Çocukların nasihate değil kendilerine örnek olacak rol modellere ihtiyacı vardır. Hatta yetişkinlerin de. Çünkü inandığı ve düşündüğü gibi yaşayan insanların sözü de, ameli de, hareketi de etkilidir. Ne diyor Mevlana Celaleddin Rumi: “Güneş gibi ol şefkatte, merhamette gece gibi ol, ayıpları örtmekte akarsu gibi ol, keremde cömertlikte ölü gibi ol, öfkede asabiyette toprak gibi ol, tevazuda ya olduğun gibi görün ya da göründüğün gibi ol!”
Adam kırk yıl önceki ilkokul öğretmenini görünce, utanarak yanına yaklaşıp “Hocam beni tanıdınız mı?” dedi. İhtiyar öğretmen tanımadığını ifade etti. Adam “Hocam nasıl tanımazsınız, ben ilkokul öğrencinizim.” Öğretmen tanımaya çalışır gibi baktı onca öğrencisi arasından nasıl hatırlayacaktı? “Hocam ben Ahmet, Isparta Ülkü ilkokulundan. 179 Ahmet hani sınıfta bir arkadaşımın saati kaybolmuştu. Ben almıştım. Siz de “Herkes kalksın ellerini tahtaya dayasın, arama yapacağım.” Demiştiniz. Ben utanmış ve çok korkmuştum. Sizin ve arkadaşlarımın yüzüne nasıl bakacağım diye soğuk terler döküyordum.

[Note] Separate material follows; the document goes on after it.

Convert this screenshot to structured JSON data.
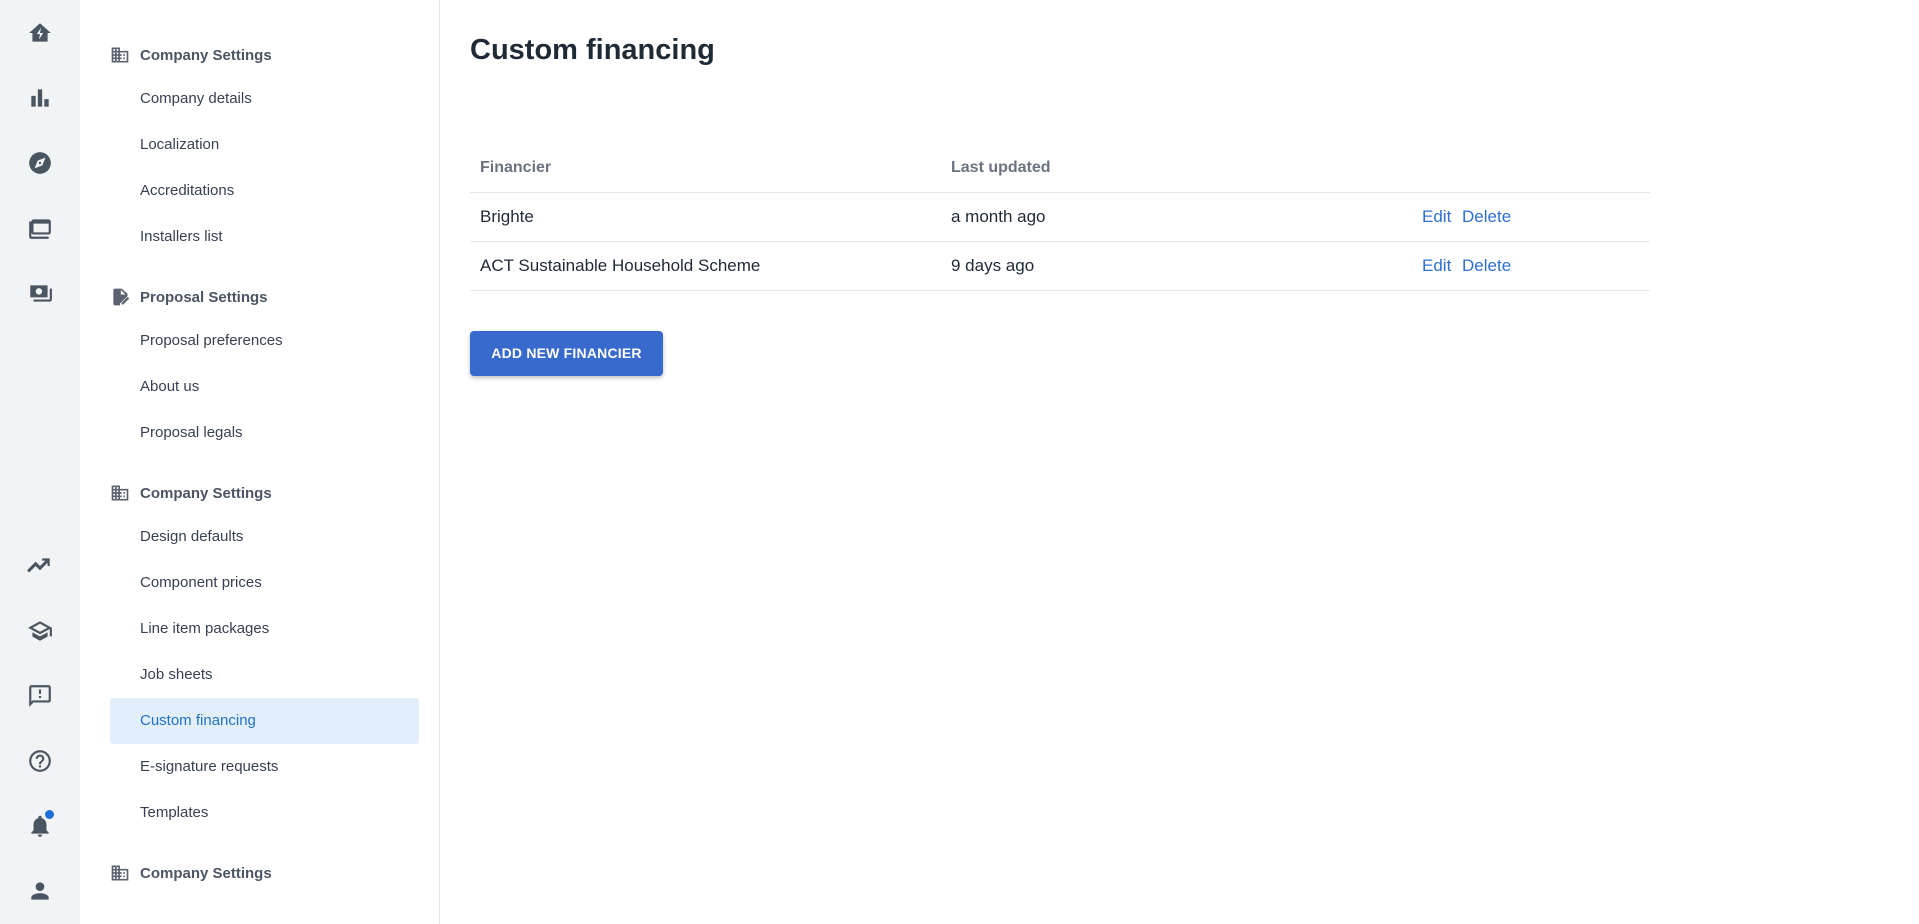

Sizden bir komut daha geldi: “Şimdi herkes gözlerini kapasın.” Ortalarda bir yerdeyim. Aranma sırası bana gelmişti. Saati cebimden sessizce almış, devamlı aynı sessizlik içinde son arkadaşa kadar aramayı sürdürmüştünüz. Sonra bizi yerimize oturtup bana hiç kimseye hiçbir şey söylemeden saati sahibine vermiştiniz. Büyüdükçe içimde büyüttüm bu davranışınızı, hocam ben şimdi elli yaşındayım. Düşünüyorum da şu hayattaki en büyük dersi, o gün almıştım. Her aklıma gelişinizde sarsıldım ve her aklıma gelişinizde kendimi sizden kalan erdemin koruyucu gölgesinde hissettim. Hani bir söz vardır ya ‘Utancı bilerek yaşamak korkunç, daha da korkuncu bilerek yaşamak’ diye, hocam siz bana bu utancı yaşatmadınız. Yaşasaydım unutur muydum, doğrusu bilmiyorum. Ama beni utandırmamanızı hç unutmadım. Hocam… şimdi hatırladınız mı beni?
İhtiyar öğretmen yan yana oturdukları bankta öğrencisine yaslanarak; “O olayı ertesi gün unutmuştum ben. Şimdi sen anlatınca hatırladım. Sizlere gözlerinizi kapatın dediğimde ben de gözlerimi kapatmıştım. O yaştaki her çocuğun düşebileceği hataya düşen öğrencime karşı içimde bir yargı oluşsun istememiştim. O sen miydin? Bilmiyordum, nasılsın?”